After the party of well over 1,000 people took over a neighborhood, the Freetown Board of Selectmen held a meeting on Monday to inform angry residents about possible punishments, and how to prevent it from happening again.
The Freetown Police Department, which had three officers working at the time, made the decision not to break up the party for fear of violence breaking out.
Party organizer Ashley Lochard had requested police detail for the event, but described the event as a large family get-together.
Police Chief Carlton Abbott described the event as an "ambush" party, when it turned out to be much more than described, including a cover charge, a DJ, and even separate security staff to handle the bus-loads of people being dropped off.
While the detail officer was scheduled to arrive and begin directing traffic at 9 pm, neighbors say party goers began arriving as early as 6 pm. Abbott said that by the time the officer arrived there was already about 400 people at the house.
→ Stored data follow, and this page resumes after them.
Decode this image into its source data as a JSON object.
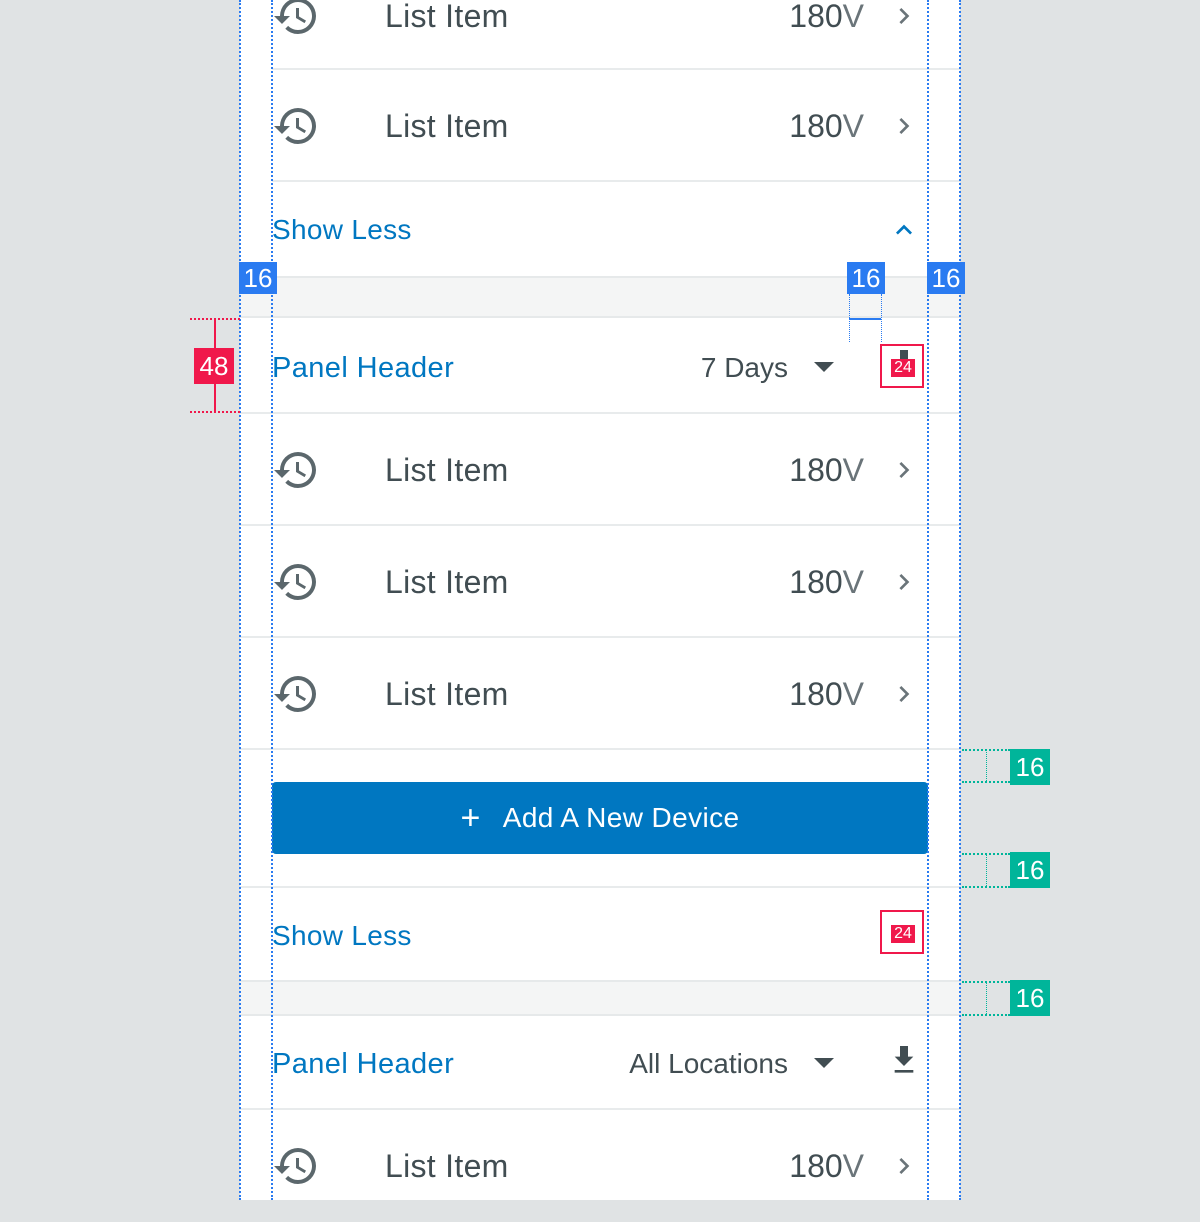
{
  "colors": {
    "background": "#e0e3e4",
    "panel": "#ffffff",
    "accent": "#0077c1",
    "text": "#414d52",
    "redline_blue": "#2a7bf1",
    "redline_red": "#f0184b",
    "redline_green": "#00b59a"
  },
  "list_top": {
    "items": [
      {
        "label": "List Item",
        "value": "180",
        "unit": "V",
        "icon": "history-icon"
      },
      {
        "label": "List Item",
        "value": "180",
        "unit": "V",
        "icon": "history-icon"
      }
    ],
    "toggle_label": "Show Less",
    "toggle_icon": "chevron-up-icon"
  },
  "panel_1": {
    "title": "Panel Header",
    "filter_value": "7 Days",
    "action_icon": "download-icon",
    "items": [
      {
        "label": "List Item",
        "value": "180",
        "unit": "V",
        "icon": "history-icon"
      },
      {
        "label": "List Item",
        "value": "180",
        "unit": "V",
        "icon": "history-icon"
      },
      {
        "label": "List Item",
        "value": "180",
        "unit": "V",
        "icon": "history-icon"
      }
    ],
    "button_label": "Add A New Device",
    "button_icon": "plus-icon",
    "toggle_label": "Show Less"
  },
  "panel_2": {
    "title": "Panel Header",
    "filter_value": "All Locations",
    "action_icon": "download-icon",
    "items": [
      {
        "label": "List Item",
        "value": "180",
        "unit": "V",
        "icon": "history-icon"
      }
    ]
  },
  "redlines": {
    "margin_left": "16",
    "margin_icon": "16",
    "margin_right": "16",
    "header_height": "48",
    "icon_size_1": "24",
    "icon_size_2": "24",
    "gap_1": "16",
    "gap_2": "16",
    "gap_3": "16"
  }
}
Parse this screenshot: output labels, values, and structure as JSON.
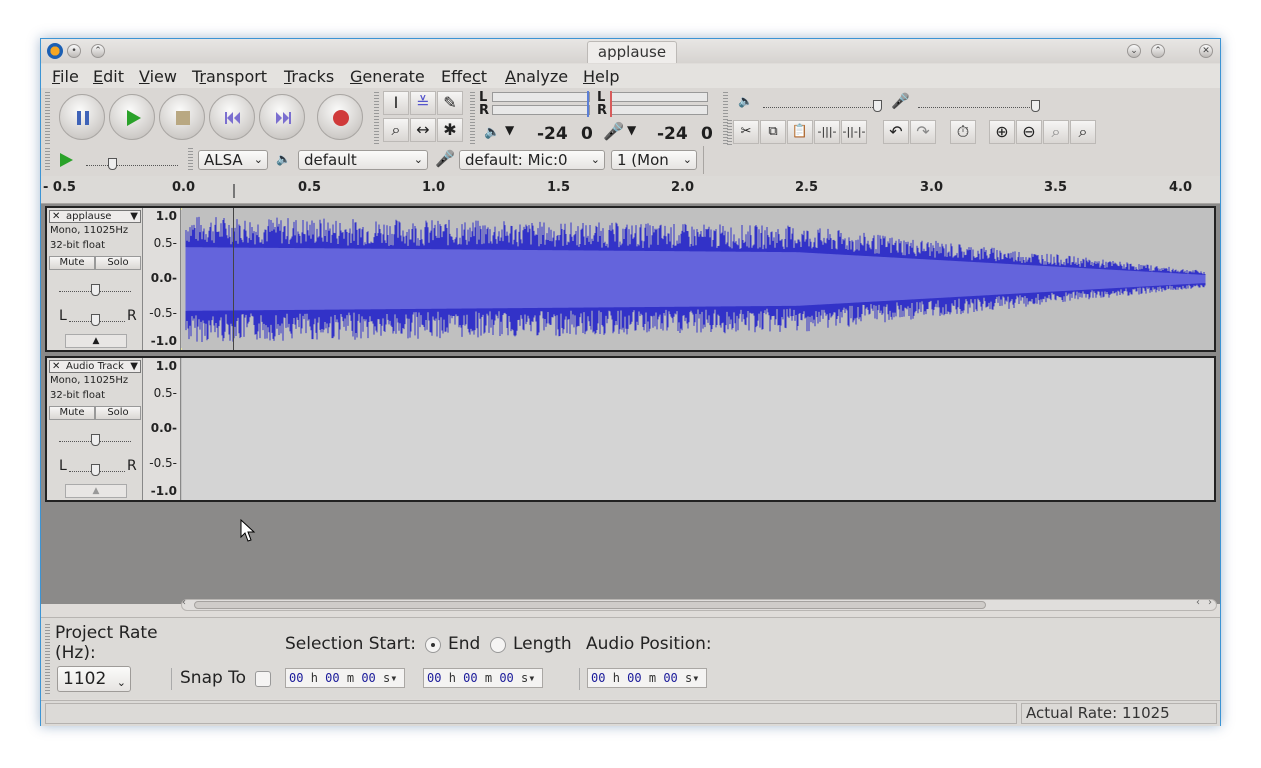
{
  "window": {
    "title": "applause"
  },
  "menu": [
    "File",
    "Edit",
    "View",
    "Transport",
    "Tracks",
    "Generate",
    "Effect",
    "Analyze",
    "Help"
  ],
  "menu_underline": [
    "F",
    "E",
    "V",
    "r",
    "T",
    "G",
    "c",
    "A",
    "H"
  ],
  "meters": {
    "playback_db": "-24",
    "playback_zero": "0",
    "record_db": "-24",
    "record_zero": "0",
    "left": "L",
    "right": "R"
  },
  "device": {
    "host": "ALSA",
    "playback": "default",
    "recording": "default: Mic:0",
    "channels": "1 (Mon"
  },
  "ruler": {
    "ticks": [
      "- 0.5",
      "0.0",
      "0.5",
      "1.0",
      "1.5",
      "2.0",
      "2.5",
      "3.0",
      "3.5",
      "4.0"
    ]
  },
  "tracks": [
    {
      "name": "applause",
      "info1": "Mono, 11025Hz",
      "info2": "32-bit float",
      "mute": "Mute",
      "solo": "Solo",
      "scale": [
        "1.0",
        "0.5-",
        "0.0-",
        "-0.5-",
        "-1.0"
      ],
      "pan_l": "L",
      "pan_r": "R"
    },
    {
      "name": "Audio Track",
      "info1": "Mono, 11025Hz",
      "info2": "32-bit float",
      "mute": "Mute",
      "solo": "Solo",
      "scale": [
        "1.0",
        "0.5-",
        "0.0-",
        "-0.5-",
        "-1.0"
      ],
      "pan_l": "L",
      "pan_r": "R"
    }
  ],
  "selection": {
    "project_rate_label": "Project Rate",
    "project_rate_unit": "(Hz):",
    "project_rate": "1102",
    "snap_to": "Snap To",
    "selection_start": "Selection Start:",
    "end": "End",
    "length": "Length",
    "audio_position": "Audio Position:",
    "time_hh": "00",
    "time_mm": "00",
    "time_ss": "00",
    "h": "h",
    "m": "m",
    "s": "s"
  },
  "status": {
    "actual_rate": "Actual Rate: 11025"
  },
  "colors": {
    "waveform": "#3232c8",
    "waveform_rms": "#6464dc",
    "track_bg": "#c0c0c0",
    "selected_border": "#e6e6a0"
  }
}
Resident Craig Vierra said while the Freetown Police Department were in a tough position, more could have been done.
"Pubic urination would be the smallest of my gripes considering there [was] lots of drinking, yelling, obscenities, smoking marijuana, and it was allowed. Basically, we were a lawless town for a few hours one night," Vierra told WBSM News.
During the meeting, Abbott defended the department's decision not to break up the party despite parked cars and people in the street preventing emergency vehicle access to the neighborhood.
"When looking at all of the facts, they were distilled down to a large, noisy party, and we tried to avoid a confrontation and an escalation that would have lead to use of force and probably injuries," Abbott said.
While Berkley and Lakeville officers were sent to help, Abbott said many more officers would have been needed to keep the crowd under control if action was taken.
Town officials are looking into filing potential charges against the party organizers, including disturbing the peace, keeping a disorderly house, not having an entertainment license, serving liquor without a license, and other Board of Health violations.
Since police detail was requested, the department will also revise their detail forms to include more event information, and will penalize false information with perjury charges.